So I went to the demonstration on Wednesday and got caught up in the incident at Millbank. While I don’t support violence and think that the riot seriously damaged the credibility of the NUS cause, the situation could have been much bloodier. 30 Millbank or ‘Tory HQ’ was very specifically targeted and was on the route of the march. The buildings either side suffered hardly any damage as they weren’t targeted. Aside from isolated stupidity such as the fire extinguisher being launched from the roof, the incident was limited to vandalism and minor injury. Once the police arrived on the scene, they handled the situation without using excessive violence and made sure that students could leave the scene easily so long as they weren’t the primary instigators.
The incident aside, I think the march was a massive success. We had a turnout 500% more than expected and the vast majority of the demonstrators carried out the march peacefully, helping to spread our message.
For readers outside the UK, here’s a summary of what the march was all about.
- Students in England and Wales currently pay £3000 (plus interest) a year on higher education.
- The coalition government have proposed raising this figure to £9000 as an austerity measure.
- Furthermore, higher education funding is going to be critically cut. Many university departments are loosing all of their funding which means that they will be forced to charge students as much as £9000.

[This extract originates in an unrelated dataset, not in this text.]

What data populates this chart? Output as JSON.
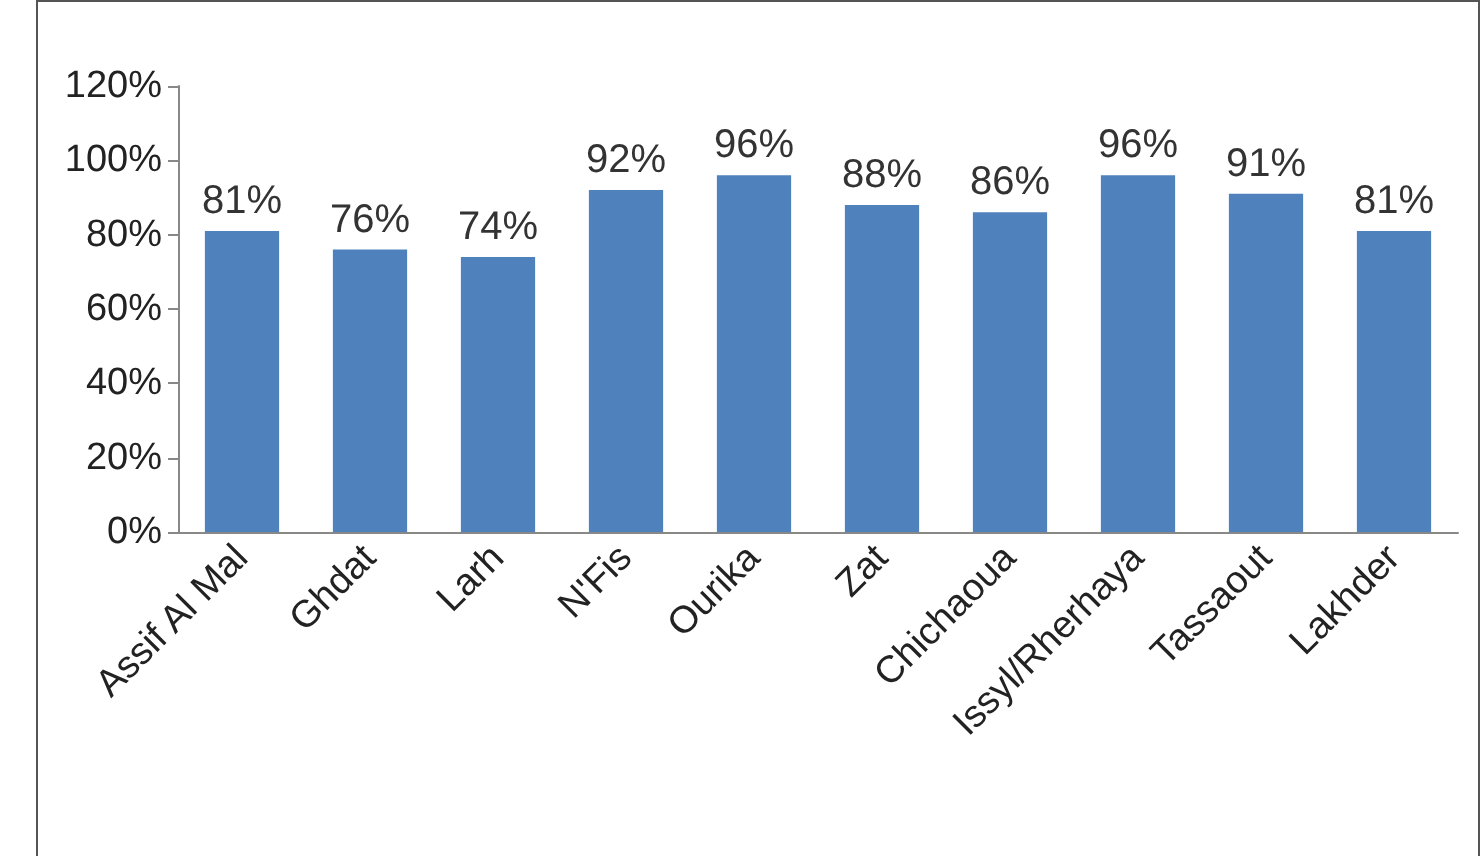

- Liberal Democrat leader Nick Clegg originally opposed tuition fees altogether but his party joined forces with the Conservative party he has changed his mind and supported the increase in fees.
- The National Union of Students as well as many other organisations and bodies see these proposals and actions as a blatant right-wing attack on students and the quality of university education. Many say that these cuts and fee rises are unnecessary and that the economy can be revived through other less extreme means.
- The NUS organised a national march in central London and advertised it for several weeks. Before the day of the march, there were estimates of 10,000 students attending. The turnout was actually 55,000.